Patristics Conference Diary 4 – Day 3

This day also started early as I had to get to my car (25 minutes walk away), get it into the Bailey, load it up, while parked on a double yellow line, drive it back, and walk back again!  

At breakfast (8-9am) I found myself sitting opposite a post-grad from Exeter who turned out to be doing a thesis on Tertullian (I think it might have been Donna Cooper, but I am terrible on names and faces!).  I pointed her in the direction of the Chronica Tertullianea bibliography and reviews of all the scholarship, and suggested that a scanner plus Google translate might well help with French language.  The thesis is something to do with feminist critiques of Tertullian, but I spent too much time offering advice and probably not enough listening. 

The first paper was at 9:15, and off to it I went.  This was Zurab Jashi, on the Trinitarian Exegesis of Gregory of Nazianzen.  Unfortunately Dr Jashi read his paper with such a heavy accent that I realised after five minutes that I had not followed his argument.  I didn’t see any point in listening for a further 15 minutes so bailed out.  There were three more papers, running up to 11:20, but I didn’t listen to any of them.  The day was sunny, and I was tired, and I went out into Durham, to BHS where I sat in their restaurant overlooking the river and enjoyed a bread roll and a drink!  I then went up to the cathedral and bought a ticket to see the monks’ dormitory, and the treasury with the coffin of St. Cuthbert.  The coffin dates to 690 or thereabouts, and is in pieces.  Cuthbert’s body remained incorrupt through the middle ages, and was still intact at the reformation when the grave was looted of the gold gifts given down the years.  The grave was excavated in 1899, when it was found that the body had finally decayed, but that there were still remains of fabric and a gold cross previously hidden in it which had thus eluded the plunderers.  Cuthbert’s bones were reburied in his shrine. 

I then wandered into the library, and asked if I could see the medieval inventories of the abbey library.  Those on duty were very helpful, and I agreed to come back after lunch. 

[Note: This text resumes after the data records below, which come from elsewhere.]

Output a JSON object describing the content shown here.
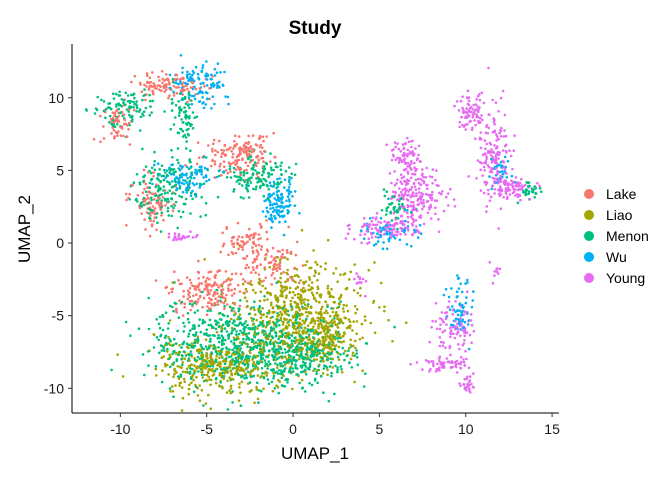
{
  "chart_data": {
    "type": "scatter",
    "title": "Study",
    "xlabel": "UMAP_1",
    "ylabel": "UMAP_2",
    "xlim": [
      -12.8,
      15.4
    ],
    "ylim": [
      -11.7,
      13.7
    ],
    "x_ticks": [
      -10,
      -5,
      0,
      5,
      10,
      15
    ],
    "y_ticks": [
      -10,
      -5,
      0,
      5,
      10
    ],
    "grid": false,
    "legend_position": "right",
    "series": [
      {
        "name": "Lake",
        "color": "#F8766D"
      },
      {
        "name": "Liao",
        "color": "#A3A500"
      },
      {
        "name": "Menon",
        "color": "#00BF7D"
      },
      {
        "name": "Wu",
        "color": "#00B0F6"
      },
      {
        "name": "Young",
        "color": "#E76BF3"
      }
    ],
    "clusters": [
      {
        "series": "Liao",
        "cx": 0.0,
        "cy": -4.8,
        "sx": 2.0,
        "sy": 1.8,
        "n": 550
      },
      {
        "series": "Liao",
        "cx": -4.5,
        "cy": -8.5,
        "sx": 1.7,
        "sy": 0.9,
        "n": 350
      },
      {
        "series": "Liao",
        "cx": 1.8,
        "cy": -6.5,
        "sx": 1.0,
        "sy": 1.0,
        "n": 200
      },
      {
        "series": "Menon",
        "cx": -3.3,
        "cy": -7.0,
        "sx": 2.4,
        "sy": 1.5,
        "n": 650
      },
      {
        "series": "Menon",
        "cx": 0.3,
        "cy": -7.8,
        "sx": 1.6,
        "sy": 1.0,
        "n": 300
      },
      {
        "series": "Lake",
        "cx": -5.0,
        "cy": -3.3,
        "sx": 1.0,
        "sy": 0.8,
        "n": 160
      },
      {
        "series": "Lake",
        "cx": -1.5,
        "cy": -1.3,
        "sx": 1.0,
        "sy": 0.9,
        "n": 110
      },
      {
        "series": "Menon",
        "cx": -7.3,
        "cy": 3.8,
        "sx": 1.0,
        "sy": 1.1,
        "n": 170
      },
      {
        "series": "Lake",
        "cx": -8.2,
        "cy": 2.8,
        "sx": 0.6,
        "sy": 0.8,
        "n": 90
      },
      {
        "series": "Wu",
        "cx": -6.0,
        "cy": 4.5,
        "sx": 0.8,
        "sy": 0.6,
        "n": 90
      },
      {
        "series": "Lake",
        "cx": -3.2,
        "cy": 6.0,
        "sx": 1.1,
        "sy": 0.7,
        "n": 160
      },
      {
        "series": "Menon",
        "cx": -2.0,
        "cy": 4.6,
        "sx": 1.0,
        "sy": 0.7,
        "n": 130
      },
      {
        "series": "Wu",
        "cx": -0.8,
        "cy": 2.8,
        "sx": 0.4,
        "sy": 0.9,
        "n": 110
      },
      {
        "series": "Lake",
        "cx": -7.2,
        "cy": 10.8,
        "sx": 1.0,
        "sy": 0.5,
        "n": 110
      },
      {
        "series": "Wu",
        "cx": -5.5,
        "cy": 10.8,
        "sx": 0.8,
        "sy": 0.7,
        "n": 110
      },
      {
        "series": "Menon",
        "cx": -9.8,
        "cy": 9.3,
        "sx": 0.9,
        "sy": 0.6,
        "n": 100
      },
      {
        "series": "Lake",
        "cx": -10.2,
        "cy": 8.2,
        "sx": 0.4,
        "sy": 0.7,
        "n": 60
      },
      {
        "series": "Menon",
        "cx": -6.3,
        "cy": 8.8,
        "sx": 0.4,
        "sy": 0.9,
        "n": 70
      },
      {
        "series": "Lake",
        "cx": -2.8,
        "cy": 0.3,
        "sx": 0.8,
        "sy": 0.6,
        "n": 50
      },
      {
        "series": "Young",
        "cx": -6.5,
        "cy": 0.4,
        "sx": 0.4,
        "sy": 0.15,
        "n": 25
      },
      {
        "series": "Young",
        "cx": 7.0,
        "cy": 3.2,
        "sx": 0.8,
        "sy": 1.0,
        "n": 200
      },
      {
        "series": "Young",
        "cx": 6.6,
        "cy": 6.0,
        "sx": 0.4,
        "sy": 0.6,
        "n": 70
      },
      {
        "series": "Young",
        "cx": 5.2,
        "cy": 1.0,
        "sx": 1.0,
        "sy": 0.4,
        "n": 100
      },
      {
        "series": "Wu",
        "cx": 5.5,
        "cy": 0.6,
        "sx": 0.8,
        "sy": 0.5,
        "n": 60
      },
      {
        "series": "Menon",
        "cx": 6.0,
        "cy": 2.5,
        "sx": 0.5,
        "sy": 0.5,
        "n": 40
      },
      {
        "series": "Young",
        "cx": 10.3,
        "cy": 9.0,
        "sx": 0.4,
        "sy": 0.6,
        "n": 80
      },
      {
        "series": "Young",
        "cx": 11.6,
        "cy": 6.0,
        "sx": 0.5,
        "sy": 1.6,
        "n": 160
      },
      {
        "series": "Young",
        "cx": 12.8,
        "cy": 3.8,
        "sx": 0.7,
        "sy": 0.4,
        "n": 80
      },
      {
        "series": "Menon",
        "cx": 13.7,
        "cy": 3.6,
        "sx": 0.3,
        "sy": 0.3,
        "n": 30
      },
      {
        "series": "Wu",
        "cx": 12.0,
        "cy": 5.0,
        "sx": 0.3,
        "sy": 0.6,
        "n": 30
      },
      {
        "series": "Young",
        "cx": 9.3,
        "cy": -5.8,
        "sx": 0.6,
        "sy": 0.9,
        "n": 90
      },
      {
        "series": "Wu",
        "cx": 9.6,
        "cy": -4.5,
        "sx": 0.4,
        "sy": 1.0,
        "n": 60
      },
      {
        "series": "Young",
        "cx": 8.8,
        "cy": -8.4,
        "sx": 0.7,
        "sy": 0.3,
        "n": 60
      },
      {
        "series": "Young",
        "cx": 10.1,
        "cy": -9.8,
        "sx": 0.2,
        "sy": 0.3,
        "n": 25
      },
      {
        "series": "Young",
        "cx": 3.8,
        "cy": -2.6,
        "sx": 0.15,
        "sy": 0.35,
        "n": 12
      },
      {
        "series": "Young",
        "cx": 11.8,
        "cy": -2.2,
        "sx": 0.15,
        "sy": 0.35,
        "n": 10
      }
    ]
  }
}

At 11:35 there was the final session, a plenary lecture by Mark McIntosh on the artisan’s design: creation in the mind of God.  This was unusually interesting, as he traced an idea from Origen through Augustine to medieval figures like Eriugena and Bonaventura.  It seems that Augustine in his commentary on John imagines an artisan who is making a chest.  The artisan first makes the chest in his mind, because if he doesn’t have the chest there, he simply cannot produce the chest.  The chest is a living thing, because his mind is alive.  When he creates the physical chest, the mental design does not disappear.  It remains; and if the chest is damaged and needs repair, the artisan can do so from the chest in his mind.  Augustine uses this image as an analogy for how God creates us.  However all this was tied up with the Platonic forms, and I did not follow that part of the argument.  He also read bits of Origen, from De principiis, which seemed to put forward a similar idea.  This leads me to think that I need to get a good, readable modern translation of De principiis and read it! 

At 12:50 the conference closed; 1-2pm was lunch, and people were then dispersing.  

I then made my way back to my car to get my camera (20 minutes each way) and then to the cathedral, where I looked at the inventories.  Unfortunately a less-friendly curator had appeared, and the idea of photography was met with “I’m afraid I can’t allow you to do that”.  But I did discover that the printed text of the inventories did not really reflect what was on the page. 

After that I did some shopping, walked back to my car once more (for the fifth time that day), and headed out.  It was 4pm, far too late to go home, so I booked into a hotel north of Newcastle.  The day tomorrow is said to be good weather, and a visit to Hadrian’s Wall might be nice! 

There’s wifi in this hotel.  But the demands for money are so exorbitant, and the restrictions on bandwidth and speed so aggressive, that I will pass.  I’m sure you can all wait until Monday!